La víbora de la acera
Desde hace mucho tiempo la tenía bajo la piel
Por eso en el Sébasto
Por los muros de la noche se deslizaba
Diciendo 'debo tenerlo'
Una noche que salía del taller
Abordó al obrero
Le dijo: 'quiero amarte'
'Tienes unos bellos ojos, me gustas'
El obrero sonrió, y dijo: 'sé'
Que te llaman la víbora de la acera
Sé cuánto fascinas con tus ojos negros
¡Oh sí!
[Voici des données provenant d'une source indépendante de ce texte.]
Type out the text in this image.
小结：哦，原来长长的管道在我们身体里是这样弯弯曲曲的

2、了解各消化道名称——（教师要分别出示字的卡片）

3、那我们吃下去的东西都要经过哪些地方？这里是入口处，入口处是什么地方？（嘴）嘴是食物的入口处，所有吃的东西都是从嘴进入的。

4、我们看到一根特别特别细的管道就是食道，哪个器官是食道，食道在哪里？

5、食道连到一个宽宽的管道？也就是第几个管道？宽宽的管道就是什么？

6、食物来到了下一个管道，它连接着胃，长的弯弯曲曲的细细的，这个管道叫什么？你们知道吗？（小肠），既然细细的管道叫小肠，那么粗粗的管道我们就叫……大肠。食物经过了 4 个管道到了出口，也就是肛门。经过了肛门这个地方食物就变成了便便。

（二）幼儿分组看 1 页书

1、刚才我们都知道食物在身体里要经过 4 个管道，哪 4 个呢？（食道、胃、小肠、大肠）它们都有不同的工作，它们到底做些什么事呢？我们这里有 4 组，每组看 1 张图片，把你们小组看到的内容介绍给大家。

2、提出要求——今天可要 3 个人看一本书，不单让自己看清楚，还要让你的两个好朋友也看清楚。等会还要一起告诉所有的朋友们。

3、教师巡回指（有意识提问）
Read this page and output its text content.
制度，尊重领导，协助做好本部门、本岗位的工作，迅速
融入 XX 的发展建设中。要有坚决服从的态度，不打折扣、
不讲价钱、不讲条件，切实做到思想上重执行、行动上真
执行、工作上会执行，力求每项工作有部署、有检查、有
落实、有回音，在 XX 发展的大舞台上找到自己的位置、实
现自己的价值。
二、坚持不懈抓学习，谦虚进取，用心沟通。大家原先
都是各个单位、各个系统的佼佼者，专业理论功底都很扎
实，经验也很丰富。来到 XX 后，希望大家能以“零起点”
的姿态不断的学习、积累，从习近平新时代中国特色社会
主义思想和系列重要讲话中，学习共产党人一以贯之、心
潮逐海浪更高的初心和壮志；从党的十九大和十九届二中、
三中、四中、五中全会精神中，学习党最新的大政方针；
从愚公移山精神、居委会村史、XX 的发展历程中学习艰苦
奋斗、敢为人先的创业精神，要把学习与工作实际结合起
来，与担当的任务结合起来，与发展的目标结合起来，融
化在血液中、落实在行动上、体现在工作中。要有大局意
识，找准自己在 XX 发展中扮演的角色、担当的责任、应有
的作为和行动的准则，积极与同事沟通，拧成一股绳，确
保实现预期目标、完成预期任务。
Quiero vivir cerca de ti a partir de ahora
Siempre y cuando no seas de nadie más que mío
De todos, ahora eres el único que prefiero
Dijo, mientras le mordía los labios hasta sangrar
Eres tú, sí solo tú, a quien amaría locamente
La víbora!
Y envenenado por el veneno del mal
Sucumbió, fue fatal
Abandonó el taller cobardemente
A sus amigos, a su vieja madre
Ahora juega en los antros
Con chicas y rufianes
Y cuando ella viene a darle
Su dinero y su beso
Entonces ella dice: 'Cariño, soy yo'
A quien llaman la víbora de la acera
Por ti, vendo mis besos
Mi cuerpo, cada noche
Sabes que mi corazón es todo tuyo
Mi fornido
Te amo porque para mí eres el más guapo
¿Quieres que robe para complacerte?
Lo haré
Siento que si me lo ordenas
Mataré
Cariño, ella será tu esclava a partir de ahora
La víbora!
{acordeón}
Hace ocho días que la víbora huyó
Y ahora todas las noches
La busca por todas partes para volver a verla
Dispuesto a hacerle una mala jugada
Cuando una noche la ve y de repente
Le bloquea el paso
'Vas a volver o si no...'
Ella le responde: 'no'
Entonces sorprendido dice: 'sé'
El poder de la víbora de la acera
Otro cayó en el espejismo
De tus ojos negros
Por ti dejó el trabajo, a los padres
Mañana lo espera la cárcel
Tomando suavemente a la víbora en sus brazos
Dice: 'cariño, no volverás a hacerlo'
Entonces sin piedad fríamente la estranguló
¡La víbora!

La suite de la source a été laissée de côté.